Shooters used to use mailers from Fuji
or Kodak. This gets the film out of the hands of the TSA without causing too much grief, but you really should use air mail or even FedEx. The last Fuji mailer I used, in early 2008, was shipped to Duane's. Duane's still does E6 and even Kodachrome. Here's the link to Duane's
photo processing. If you're serious, and just about anybody who shoots E6 is serious about their imaging, you can also use the lab at National Geographic
. They also do print film. Either way, you can tell your photo-cronies "well, when I was on location in Belize, I shipped my film to Nat-Geo and they handled the processing for me".
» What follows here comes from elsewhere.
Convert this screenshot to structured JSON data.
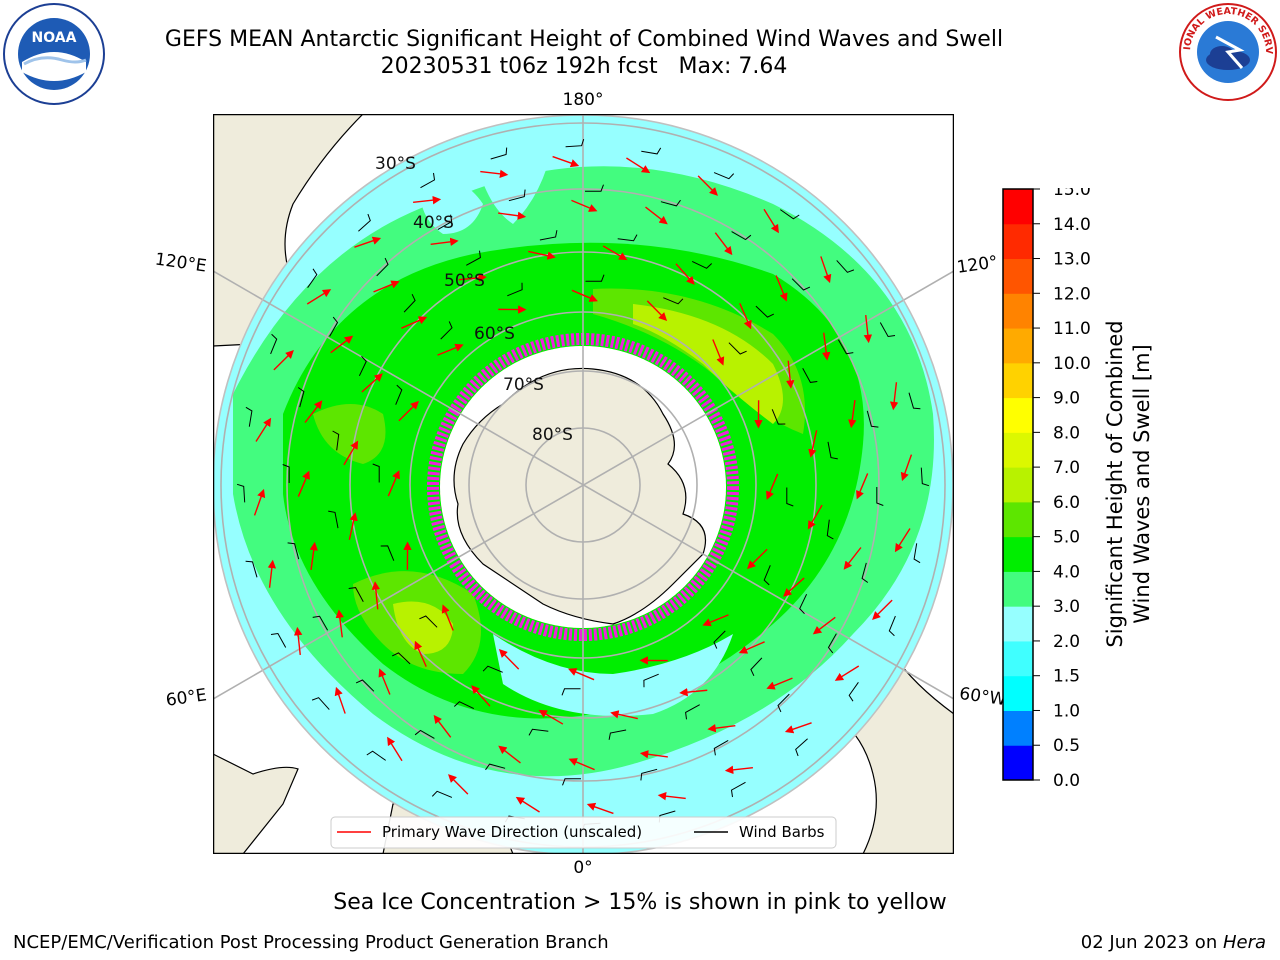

My local pro lab handles E6. I shoot a lot of E6, especially in large format, so having the good folks at Tempe Camera
nearby is very handy. You can't just go to the local Wall-Mart and ask them to develop an E6 8x10, but Tempe Camera will do it for the low, low price of $4.15. They'd be more than willing to work with you on your film from Belize, too. Just call and tell them to expect a package and they'll handle it.
Hete's the TSA
page about film. If you're shooting something critical, like a wedding or other professional work, insist
on hand check. Lie to them if you have to, saying that you are shootig ISO 3200 film or X-ray film if nothing else works. Use a lead bag to force the hand search. Do what you have to do, but you'll get some fog from the scan if you send the film through. You may not notice the fog if everything goes well, but you'll kick yourself if you're shooting for publication and you lose a week's work due to a malfunctioning scanner or what have you. Don't risk it.